Reminder: you can entirely negate the entropy leak represented by knowing your password's length by... making your password one character longer.
From HN,
A few years ago, 0 made the following point in regards to password input feedback:
For a time, there was rich pickings in applications that accepted passwords in unbuffered mode. Many of them doing it so that they could echo "*" symbols, character by character, as the user typed. That simple feature looks cool, and does give the user feedback ... but would leak the keystroke rate, which is the last thing you want on password entry.

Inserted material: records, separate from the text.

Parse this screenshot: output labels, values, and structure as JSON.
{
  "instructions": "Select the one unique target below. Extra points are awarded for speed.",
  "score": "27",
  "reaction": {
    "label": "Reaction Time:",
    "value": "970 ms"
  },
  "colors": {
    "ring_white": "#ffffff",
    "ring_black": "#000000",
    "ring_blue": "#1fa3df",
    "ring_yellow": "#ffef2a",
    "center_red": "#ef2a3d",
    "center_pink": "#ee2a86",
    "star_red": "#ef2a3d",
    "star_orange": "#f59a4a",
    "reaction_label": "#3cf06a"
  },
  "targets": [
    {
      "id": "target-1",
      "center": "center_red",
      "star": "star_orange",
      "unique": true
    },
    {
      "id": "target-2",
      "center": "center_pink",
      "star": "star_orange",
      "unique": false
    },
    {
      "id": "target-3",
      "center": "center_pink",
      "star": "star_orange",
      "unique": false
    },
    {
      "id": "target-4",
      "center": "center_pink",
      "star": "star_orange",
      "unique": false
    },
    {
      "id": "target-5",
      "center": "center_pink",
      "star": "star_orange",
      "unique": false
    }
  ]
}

This was in response to keystroke timing defense on SSH. Does this feature still come with the risk of leaking keystroke timing to an attacker with recent OpenSSH/Dropbear versions? If so, it might be wise to keep it disabled on servers.
I think in OpenSSH this was mostly fixed with ObscureKeystrokeTiming which is enabled by default:
Specifies whether ssh(1) should try to obscure inter-keystroke timings from passive observers of network traffic. If enabled, then for interactive sessions, ssh(1) will send keystrokes at fixed intervals of a few tens of milliseconds and will send fake keystroke packets for some time after typing ceases. The argument to this keyword must be yes, no or an interval specifier of the form interval:milliseconds (e.g. interval:80 for 80 milliseconds). The default is to obscure keystrokes using a 20ms packet interval. Note that smaller intervals will result in higher fake keystroke packet rates.
Although that's on the client-side, if the server responds with a "*" symbol for each keystroke it might be possible to reconstruct password length from network traffic.
Last I checked, server responses are sent and delayed immediately with no obfuscation, so this could indeed be the case.
The first distro I saw that modified the sudo prefs to do this was Zorin, after which I started doing it on my Macs too. It’s been a few years, too.
Using a (tele-)typewriter without line buffering, if you misspell a character, and then retype it correctly, would the asterisk be written twice on the same position on the continuous stationery? If so, that means that not only are you revealing the length, you are also revealing the approximate location of characters thought to be mistyped, since they will have the ink doubly applied. They will appear darker.
I don’t think Ubuntu should be setting its defaults to cater to people who are using a teletypewriter in 2026. If you are doing that, it’s definitely a novelty thing, and I’m sure you can figure out how to turn this off if it’s a concern.
One angle I haven't seen raised: masking might actually give a false sense of security. The correct practice when someone could be watching is to not enter your password at all, and visible masking may subtly signal that doing so is fine. Friction has value sometimes. I'm not fully sold on this view, but it feels like the stronger argument for the old behavior than “password length leakage.”
In that case the correct thing to do would to display the password in plain text. This makes it obvious to the user that anyone could potentially "see" (by whatever means) their password if there in person.